USDA / RD History

http://debashishbanerji.com/books/authored/contours-of-modernity-an-exhibition-of-contemporary-indian-art/ Since the late 1940s, the U.S. Department of Agriculture’s Section 515 housing program has been the federal government’s principal financial assistance program for rural and small town multifamily housing serving low-income individuals and families. Property owners participating in the USDA Rural Housing Service program are eligible for below-market mortgage financing and ongoing rental assistance in exchange for long-term commitments to retain units for lower-income residents.

buy canibus Lyrical law According to the most recent USDA/RHS data, nearly 460,000 apartment units in more than 17,500 multifamily housing properties currently participate in the Section 515 mortgage program. Combined, these properties have an outstanding loan principal of nearly $12 billion.
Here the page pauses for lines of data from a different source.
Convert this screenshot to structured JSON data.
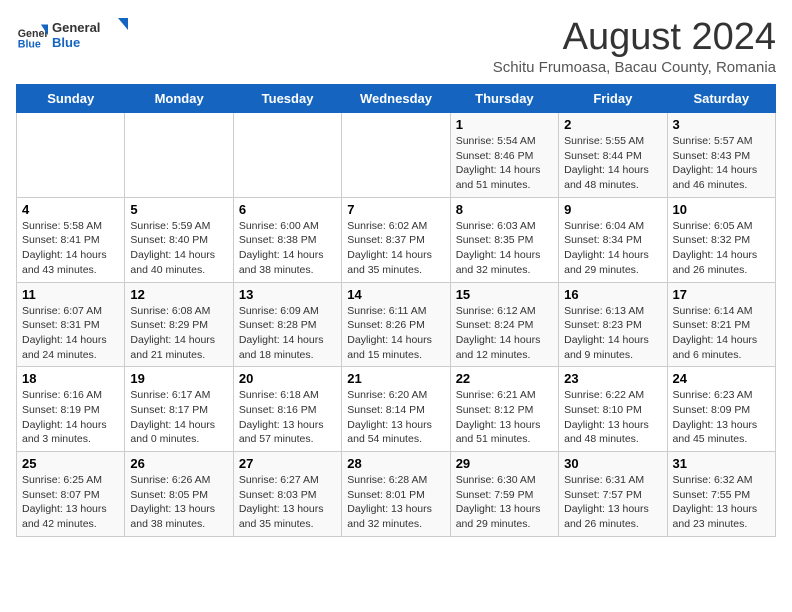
{
  "header": {
    "logo_general": "General",
    "logo_blue": "Blue",
    "month_title": "August 2024",
    "subtitle": "Schitu Frumoasa, Bacau County, Romania"
  },
  "weekdays": [
    "Sunday",
    "Monday",
    "Tuesday",
    "Wednesday",
    "Thursday",
    "Friday",
    "Saturday"
  ],
  "weeks": [
    [
      {
        "day": "",
        "info": ""
      },
      {
        "day": "",
        "info": ""
      },
      {
        "day": "",
        "info": ""
      },
      {
        "day": "",
        "info": ""
      },
      {
        "day": "1",
        "info": "Sunrise: 5:54 AM\nSunset: 8:46 PM\nDaylight: 14 hours and 51 minutes."
      },
      {
        "day": "2",
        "info": "Sunrise: 5:55 AM\nSunset: 8:44 PM\nDaylight: 14 hours and 48 minutes."
      },
      {
        "day": "3",
        "info": "Sunrise: 5:57 AM\nSunset: 8:43 PM\nDaylight: 14 hours and 46 minutes."
      }
    ],
    [
      {
        "day": "4",
        "info": "Sunrise: 5:58 AM\nSunset: 8:41 PM\nDaylight: 14 hours and 43 minutes."
      },
      {
        "day": "5",
        "info": "Sunrise: 5:59 AM\nSunset: 8:40 PM\nDaylight: 14 hours and 40 minutes."
      },
      {
        "day": "6",
        "info": "Sunrise: 6:00 AM\nSunset: 8:38 PM\nDaylight: 14 hours and 38 minutes."
      },
      {
        "day": "7",
        "info": "Sunrise: 6:02 AM\nSunset: 8:37 PM\nDaylight: 14 hours and 35 minutes."
      },
      {
        "day": "8",
        "info": "Sunrise: 6:03 AM\nSunset: 8:35 PM\nDaylight: 14 hours and 32 minutes."
      },
      {
        "day": "9",
        "info": "Sunrise: 6:04 AM\nSunset: 8:34 PM\nDaylight: 14 hours and 29 minutes."
      },
      {
        "day": "10",
        "info": "Sunrise: 6:05 AM\nSunset: 8:32 PM\nDaylight: 14 hours and 26 minutes."
      }
    ],
    [
      {
        "day": "11",
        "info": "Sunrise: 6:07 AM\nSunset: 8:31 PM\nDaylight: 14 hours and 24 minutes."
      },
      {
        "day": "12",
        "info": "Sunrise: 6:08 AM\nSunset: 8:29 PM\nDaylight: 14 hours and 21 minutes."
      },
      {
        "day": "13",
        "info": "Sunrise: 6:09 AM\nSunset: 8:28 PM\nDaylight: 14 hours and 18 minutes."
      },
      {
        "day": "14",
        "info": "Sunrise: 6:11 AM\nSunset: 8:26 PM\nDaylight: 14 hours and 15 minutes."
      },
      {
        "day": "15",
        "info": "Sunrise: 6:12 AM\nSunset: 8:24 PM\nDaylight: 14 hours and 12 minutes."
      },
      {
        "day": "16",
        "info": "Sunrise: 6:13 AM\nSunset: 8:23 PM\nDaylight: 14 hours and 9 minutes."
      },
      {
        "day": "17",
        "info": "Sunrise: 6:14 AM\nSunset: 8:21 PM\nDaylight: 14 hours and 6 minutes."
      }
    ],
    [
      {
        "day": "18",
        "info": "Sunrise: 6:16 AM\nSunset: 8:19 PM\nDaylight: 14 hours and 3 minutes."
      },
      {
        "day": "19",
        "info": "Sunrise: 6:17 AM\nSunset: 8:17 PM\nDaylight: 14 hours and 0 minutes."
      },
      {
        "day": "20",
        "info": "Sunrise: 6:18 AM\nSunset: 8:16 PM\nDaylight: 13 hours and 57 minutes."
      },
      {
        "day": "21",
        "info": "Sunrise: 6:20 AM\nSunset: 8:14 PM\nDaylight: 13 hours and 54 minutes."
      },
      {
        "day": "22",
        "info": "Sunrise: 6:21 AM\nSunset: 8:12 PM\nDaylight: 13 hours and 51 minutes."
      },
      {
        "day": "23",
        "info": "Sunrise: 6:22 AM\nSunset: 8:10 PM\nDaylight: 13 hours and 48 minutes."
      },
      {
        "day": "24",
        "info": "Sunrise: 6:23 AM\nSunset: 8:09 PM\nDaylight: 13 hours and 45 minutes."
      }
    ],
    [
      {
        "day": "25",
        "info": "Sunrise: 6:25 AM\nSunset: 8:07 PM\nDaylight: 13 hours and 42 minutes."
      },
      {
        "day": "26",
        "info": "Sunrise: 6:26 AM\nSunset: 8:05 PM\nDaylight: 13 hours and 38 minutes."
      },
      {
        "day": "27",
        "info": "Sunrise: 6:27 AM\nSunset: 8:03 PM\nDaylight: 13 hours and 35 minutes."
      },
      {
        "day": "28",
        "info": "Sunrise: 6:28 AM\nSunset: 8:01 PM\nDaylight: 13 hours and 32 minutes."
      },
      {
        "day": "29",
        "info": "Sunrise: 6:30 AM\nSunset: 7:59 PM\nDaylight: 13 hours and 29 minutes."
      },
      {
        "day": "30",
        "info": "Sunrise: 6:31 AM\nSunset: 7:57 PM\nDaylight: 13 hours and 26 minutes."
      },
      {
        "day": "31",
        "info": "Sunrise: 6:32 AM\nSunset: 7:55 PM\nDaylight: 13 hours and 23 minutes."
      }
    ]
  ]
}
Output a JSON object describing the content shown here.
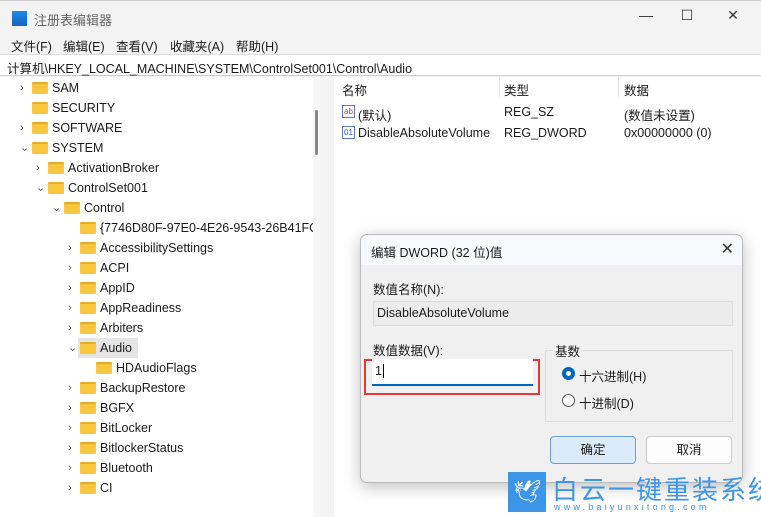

Many owners of Section 515 housing are or soon will be eligible to pre-pay their USDA mortgages and leave the low-income rental marketplace. Others have exhausted the once-attractive federal tax benefits associated with Section 515 ownership. Overall, USDA officials estimate that roughly 11,000 multi-family housing properties – totaling about 300,000 apartment units – currently are at risk of sale or removal from the Section 515 program.

In some cases, these properties may be converted to market-rate housing, making them unaffordable to low-income tenants. In other instances, owners without for-profit sales opportunities – and no longer benefiting from lucrative federal tax advantages – may allow properties to fall into disrepair. Either outcome threatens the nation’s low-income rural rental housing stock.